More than 40% of school kitchen staff 'in debt due to low pay'

By agency reporter
January 15, 2018

Four in 10 (41 per cent) of school kitchen staff are worried about their pay, with one in five (21 per cent) earning the minimum wage, a new UNISON survey has revealed.

The survey of more than 1,200 school catering employees found that four in ten (43 per cent) say they are weighed down with debt (other than a mortgage). A quarter (25 per cent) of the staff responding say they have had to take out loans from banks, credit unions or payday loan companies simply to make ends meet. One in five (21 per cent) have had no choice but to borrow money from friends and family.

At the same time, almost half the respondents (46 per cent) said that it’s impossible to do their jobs within their allocated hours. A third of kitchen staff (33 per cent) regularly do between two and five hours of unpaid overtime every week to keep their school’s kitchens operational. Almost one in ten (nine per cent) school catering staff regularly work five or more hours unpaid.

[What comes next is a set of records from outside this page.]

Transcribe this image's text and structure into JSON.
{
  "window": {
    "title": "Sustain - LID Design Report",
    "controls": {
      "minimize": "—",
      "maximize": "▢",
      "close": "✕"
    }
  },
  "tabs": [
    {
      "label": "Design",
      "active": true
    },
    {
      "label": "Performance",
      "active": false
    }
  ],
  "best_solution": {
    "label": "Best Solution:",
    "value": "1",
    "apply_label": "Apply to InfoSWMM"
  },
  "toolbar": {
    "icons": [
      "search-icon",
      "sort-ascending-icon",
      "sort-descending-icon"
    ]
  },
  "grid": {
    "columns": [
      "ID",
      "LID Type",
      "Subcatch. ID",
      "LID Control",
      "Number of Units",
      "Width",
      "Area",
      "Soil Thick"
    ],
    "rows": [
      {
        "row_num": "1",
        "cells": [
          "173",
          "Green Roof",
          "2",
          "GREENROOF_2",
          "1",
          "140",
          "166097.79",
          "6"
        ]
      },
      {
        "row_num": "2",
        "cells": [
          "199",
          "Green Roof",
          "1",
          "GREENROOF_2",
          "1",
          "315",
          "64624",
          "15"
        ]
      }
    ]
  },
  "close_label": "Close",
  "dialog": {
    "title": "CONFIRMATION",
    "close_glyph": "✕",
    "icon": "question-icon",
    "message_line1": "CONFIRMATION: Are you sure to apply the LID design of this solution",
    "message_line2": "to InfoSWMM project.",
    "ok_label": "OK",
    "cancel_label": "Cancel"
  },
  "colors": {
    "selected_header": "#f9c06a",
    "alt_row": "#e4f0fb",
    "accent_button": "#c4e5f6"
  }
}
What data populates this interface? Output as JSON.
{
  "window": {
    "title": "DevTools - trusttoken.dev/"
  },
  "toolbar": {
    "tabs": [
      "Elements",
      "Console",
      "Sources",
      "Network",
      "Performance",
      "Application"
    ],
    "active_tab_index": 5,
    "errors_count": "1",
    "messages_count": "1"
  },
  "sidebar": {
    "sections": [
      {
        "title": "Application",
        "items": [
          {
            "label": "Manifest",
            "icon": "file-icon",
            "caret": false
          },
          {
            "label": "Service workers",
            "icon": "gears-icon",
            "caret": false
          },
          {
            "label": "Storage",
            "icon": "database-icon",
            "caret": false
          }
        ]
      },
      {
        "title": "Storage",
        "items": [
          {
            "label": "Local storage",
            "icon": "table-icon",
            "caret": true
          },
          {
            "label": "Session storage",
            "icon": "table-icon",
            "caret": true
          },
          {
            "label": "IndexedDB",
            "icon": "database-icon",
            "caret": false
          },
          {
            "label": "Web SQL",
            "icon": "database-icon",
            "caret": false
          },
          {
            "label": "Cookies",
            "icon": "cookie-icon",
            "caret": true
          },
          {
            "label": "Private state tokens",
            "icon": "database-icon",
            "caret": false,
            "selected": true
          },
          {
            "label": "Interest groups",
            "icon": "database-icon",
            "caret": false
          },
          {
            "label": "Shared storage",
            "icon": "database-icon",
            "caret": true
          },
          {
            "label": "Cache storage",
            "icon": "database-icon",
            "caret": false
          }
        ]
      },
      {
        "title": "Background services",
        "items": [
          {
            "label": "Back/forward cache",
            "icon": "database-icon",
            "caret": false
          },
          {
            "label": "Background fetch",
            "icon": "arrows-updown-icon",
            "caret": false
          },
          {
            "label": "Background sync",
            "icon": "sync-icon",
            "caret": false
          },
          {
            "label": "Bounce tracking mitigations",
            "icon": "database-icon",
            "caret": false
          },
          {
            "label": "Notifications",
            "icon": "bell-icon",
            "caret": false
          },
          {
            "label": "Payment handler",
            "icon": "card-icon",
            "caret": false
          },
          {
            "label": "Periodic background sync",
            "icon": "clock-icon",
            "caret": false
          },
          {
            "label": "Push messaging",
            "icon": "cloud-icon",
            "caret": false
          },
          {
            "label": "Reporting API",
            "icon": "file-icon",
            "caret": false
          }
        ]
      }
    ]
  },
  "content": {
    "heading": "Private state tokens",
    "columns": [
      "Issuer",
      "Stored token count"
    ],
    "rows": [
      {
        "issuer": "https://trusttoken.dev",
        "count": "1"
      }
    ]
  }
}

Stress also has a significant impact on the catering employees, with one in four saying they feel stressed all or most of the time. One fifth (20 per cent) of kitchen staff say they’ve had to take on a second job to try to cover their monthly outgoings.

The lack of training and the feeling that kitchen staff are not seen as a valued part of the school team were also cited as issues that troubled them. One third (33 per cent) say they’ve not received any training in the past year, and 35 per cent of respondents felt excluded as a member of the school as a whole.

UNISON national officer for education and children’s services Ruth Levin said, “It’s disgraceful that some of the lowest paid employees in our education system are doing hours of unpaid overtime every week just to keep our school kitchens running and the nation’s school children fed.

“Many school kitchen staff said they were the main breadwinners for their families and have fallen into debt as the result of the freeze on their already low wages. As a country attempting to tackle the growing childhood obesity crisis, it’s imperative the government and head teachers place a greater value on their role in keeping children healthy.

“UNISON is calling on all employers to provide both fair pay and ample training to all school kitchen staff.”